Bravely Default 2 - Test, Rollenspiel, Switch, PC

Bravely Default 2
05.03.2021, Jens Bischoff

Test: Bravely Default 2

Vom 3DS auf die Switch

Die beiden 3DS-Rollenspiele Bravely Default und Bravely Second: End Layer liegen schon einige Jahre zurück. Mit Bravely Default 2 (ab 23,99€ bei kaufen) haben Square Enix und Nintendo die Saga nun auf der Switch mit einem neuen Kapitel fortgesetzt. Ob sich das Warten gelohnt hat, verrät der Test.

Wie schon in Bravely Default spielt auch die Natur in Bravely Default 2 verrückt: Es toben gewaltige Stürme, Gewässer treten über die Ufer, die Temperaturen steigen, die Bevölkerung leidet Not. Auch der junge Matrose Seth fällt den aus dem Gleichgewicht geratenen Naturgewalten zum Opfer. Sein Schiff wird von einer Riesenwelle zerschmettert und er wird ohnmächtig an einen Strand gespült, wo er von zwei Fremden in die ihm unbekannte Stadt Halcyonia gebracht wird.

Klimawandel extrem

Seine Retter stellen sich später als Prinzessin Gloria von Musa und deren Waffenknecht Sir Sloan vor, die nach der Zerstörung ihres Königreichs in Halcyonia Zuflucht gefunden haben, bevor sie von einem Kristall geleitet zu ihm geführt wurden. Zusammen mit dem Wandergelehrten Elvis und dessen Leibwächterin Adele will sich die Gruppe auf die Suche nach drei weiteren Kristallen machen, mit deren Hilfe das natürliche Gleichgewicht wiederhergestellt werden könnte; doch im Hintergrund spinnen auch schon andere ihre Pläne.
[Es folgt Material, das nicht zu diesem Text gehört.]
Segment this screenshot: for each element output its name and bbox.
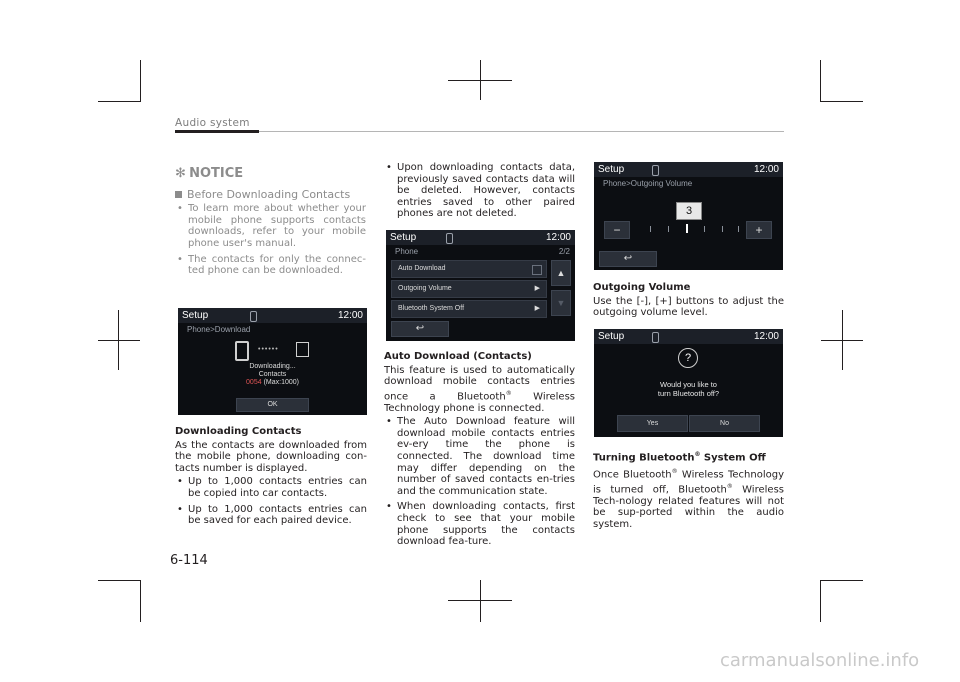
notice-bullet: • The contacts for only the connec-ted phone can be downloaded. xyxy=(177,253,366,277)
breadcrumb: Phone>Outgoing Volume xyxy=(603,179,693,188)
body-text: This feature is used to automatically download mobile contacts entries once a Bluetooth xyxy=(384,364,575,403)
col2-top-bullet xyxy=(384,162,575,220)
section-heading: Downloading Contacts xyxy=(175,426,302,437)
notice-symbol-icon: ✻ xyxy=(175,166,186,181)
contacts-icon xyxy=(296,342,309,357)
volume-level: 3 xyxy=(676,202,702,220)
notice-heading xyxy=(175,168,366,181)
downloading-contacts-section xyxy=(175,426,367,527)
watermark: carmanualsonline.info xyxy=(720,650,920,671)
heading-text: System Off xyxy=(700,452,766,464)
ok-button[interactable]: OK xyxy=(236,398,309,412)
chevron-right-icon: ▶ xyxy=(534,285,540,292)
section-heading: Auto Download (Contacts) xyxy=(384,351,532,362)
yes-button[interactable]: Yes xyxy=(617,415,688,432)
screen-clock: 12:00 xyxy=(753,331,779,342)
notice-subhead-text: Before Downloading Contacts xyxy=(187,187,351,201)
volume-minus-button[interactable]: − xyxy=(604,221,630,239)
dialog-message xyxy=(594,380,783,398)
menu-item-auto-download[interactable] xyxy=(391,260,547,278)
screen-clock: 12:00 xyxy=(545,232,571,243)
scroll-up-button[interactable]: ▲ xyxy=(551,260,571,286)
notice-bullet-text: To learn more about whether your mobile phone supports contacts downloads, refer to your mobile phone user's manual. xyxy=(188,203,366,249)
section-heading: Outgoing Volume xyxy=(593,282,691,293)
menu-item-label: Outgoing Volume xyxy=(398,285,452,292)
back-arrow-icon: ↩ xyxy=(623,253,633,264)
auto-download-section xyxy=(384,351,575,548)
bullet-item: • Upon downloading contacts data, previously saved contacts data will be deleted. However, contacts entries saved to other paired phones are not deleted. xyxy=(386,162,575,220)
bluetooth-icon xyxy=(652,165,659,176)
bullet-text: When downloading contacts, first check to see that your mobile phone supports the contacts download fea-ture. xyxy=(397,501,575,548)
notice-subhead xyxy=(175,189,366,201)
status-line: Downloading... xyxy=(249,363,296,370)
outgoing-volume-section xyxy=(593,282,784,319)
square-bullet-icon xyxy=(175,191,182,198)
page-number: 6-114 xyxy=(170,553,208,568)
body-text: Wireless Technology phone is connected. xyxy=(384,391,575,414)
bullet-item: • The Auto Download feature will download mobile contacts entries ev-ery time the phone is connected. The download time may differ depending on the number of saved contacts en-tries and the communication state. xyxy=(386,416,575,497)
bullet-text: Up to 1,000 contacts entries can be saved for each paired device. xyxy=(188,503,367,527)
checkbox-icon[interactable] xyxy=(532,265,542,275)
bluetooth-off-section xyxy=(593,449,784,531)
bullet-item: • When downloading contacts, first check to see that your mobile phone supports the contacts download fea-ture. xyxy=(386,501,575,548)
header-bar xyxy=(175,130,259,133)
menu-item-label: Auto Download xyxy=(398,265,446,272)
back-button[interactable] xyxy=(391,321,449,337)
screen-clock: 12:00 xyxy=(753,164,779,175)
body-text: Once Bluetooth xyxy=(593,469,672,481)
section-heading xyxy=(593,449,784,464)
back-button[interactable] xyxy=(599,251,657,267)
screen-title: Setup xyxy=(598,331,625,342)
registered-mark: ® xyxy=(505,389,512,397)
download-status xyxy=(178,363,367,387)
screen-bluetooth-off xyxy=(594,329,783,437)
screen-outgoing-volume xyxy=(594,162,783,270)
bluetooth-icon xyxy=(446,233,453,244)
registered-mark: ® xyxy=(671,467,678,475)
screen-clock: 12:00 xyxy=(337,310,363,321)
scroll-down-button[interactable]: ▼ xyxy=(551,290,571,316)
question-icon: ? xyxy=(678,348,698,368)
dialog-line: turn Bluetooth off? xyxy=(657,389,720,398)
dialog-line: Would you like to xyxy=(660,380,717,389)
notice-title: NOTICE xyxy=(189,166,244,181)
section-body: As the contacts are downloaded from the mobile phone, downloading con-tacts number is displayed. xyxy=(175,439,367,474)
page-indicator: 2/2 xyxy=(558,247,570,256)
phone-icon xyxy=(235,341,249,361)
bluetooth-icon xyxy=(652,332,659,343)
screen-download xyxy=(178,308,367,415)
volume-plus-button[interactable]: + xyxy=(746,221,772,239)
section-body xyxy=(384,365,575,415)
bullet-text: The Auto Download feature will download mobile contacts entries ev-ery time the phone is connected. The download time may differ depending on the number of saved contacts en-tries and the communication state. xyxy=(397,416,575,497)
registered-mark: ® xyxy=(694,451,701,458)
section-body xyxy=(593,466,784,531)
header-rule xyxy=(259,131,784,132)
screen-title: Setup xyxy=(182,310,209,321)
bluetooth-icon xyxy=(250,311,257,322)
contact-count: 0054 xyxy=(246,379,262,386)
heading-text: Turning Bluetooth xyxy=(593,452,695,464)
notice-box xyxy=(175,168,366,277)
bullet-text: Up to 1,000 contacts entries can be copied into car contacts. xyxy=(188,476,367,499)
no-button[interactable]: No xyxy=(689,415,760,432)
screen-phone-menu xyxy=(386,230,575,341)
menu-item-bluetooth-system-off[interactable] xyxy=(391,300,547,318)
bullet-item: • Up to 1,000 contacts entries can be saved for each paired device. xyxy=(177,503,367,527)
menu-item-label: Bluetooth System Off xyxy=(398,305,465,312)
notice-bullet-text: The contacts for only the connec-ted phone can be downloaded. xyxy=(188,253,366,277)
notice-bullet: • To learn more about whether your mobile phone supports contacts downloads, refer to your mobile phone user's manual. xyxy=(177,203,366,249)
body-text: Wireless Technology is turned off, Bluetooth xyxy=(593,469,784,496)
screen-title: Setup xyxy=(598,164,625,175)
back-arrow-icon: ↩ xyxy=(415,323,425,334)
contact-max: (Max:1000) xyxy=(263,379,299,386)
breadcrumb: Phone xyxy=(395,247,419,256)
breadcrumb: Phone>Download xyxy=(187,325,251,334)
volume-scale xyxy=(638,226,746,234)
screen-title: Setup xyxy=(390,232,417,243)
section-title: Audio system xyxy=(175,117,250,129)
bullet-text: Upon downloading contacts data, previously saved contacts data will be deleted. However, contacts entries saved to other paired phones are not deleted. xyxy=(397,162,575,220)
registered-mark: ® xyxy=(726,482,733,490)
chevron-right-icon: ▶ xyxy=(534,305,540,312)
menu-item-outgoing-volume[interactable] xyxy=(391,280,547,298)
body-text: Wireless Tech-nology related features will not be sup-ported within the audio system. xyxy=(593,484,784,530)
bullet-item: • Up to 1,000 contacts entries can be copied into car contacts. xyxy=(177,476,367,499)
status-line: Contacts xyxy=(258,371,287,378)
section-body: Use the [-], [+] buttons to adjust the outgoing volume level. xyxy=(593,295,784,319)
progress-dots: •••••• xyxy=(258,346,279,353)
Der schiffbrüchige Protagonist wird ans Ufer geschwemmt und von zwei Fremden gerettet.
Außerhalb der Stadtmauern lauern frei umherziehende Monster auf die Reisenden, die einen bei Kontakt in rundenbasierte Kämpfe verwickeln – die Zufallskämpfe der Vorgänger sind damit Geschichte. Wer vorher einen Erstschlag landet, geht sogar mit einem Zugbonus in den Kampf, den sonst der angreifende Gegner erhält. Wer will, kann auch wieder wie in Bravely Second: End Layer mehrere Gegner zusammenrotten und so in den darauffolgenden Auseinandersetzungen Kettenboni auf Beute und Erfahrungspunkte kassieren.

Zug um Zug

Die Kämpfe selbst sind im Grunde sehr klassisch gestrickt: Man kann mit der ausgerüsteten Waffe angreifen, klassenspezifische Fertigkeiten, Zauber und Spezialangriffe nutzen, mitgeführte Gegenstände einsetzen, einen Fluchtversuch unternehmen oder sich per Default-Befehl verteidigen, wodurch man zudem Bonuspunkte für zusätzliche Aktionen ansparen kann. Außerdem lässt sich die Ausführung der Kampfaktionen mit aktivierbaren Wiederholungen beschleunigen und in vier Geschwindigkeitsstufen variieren.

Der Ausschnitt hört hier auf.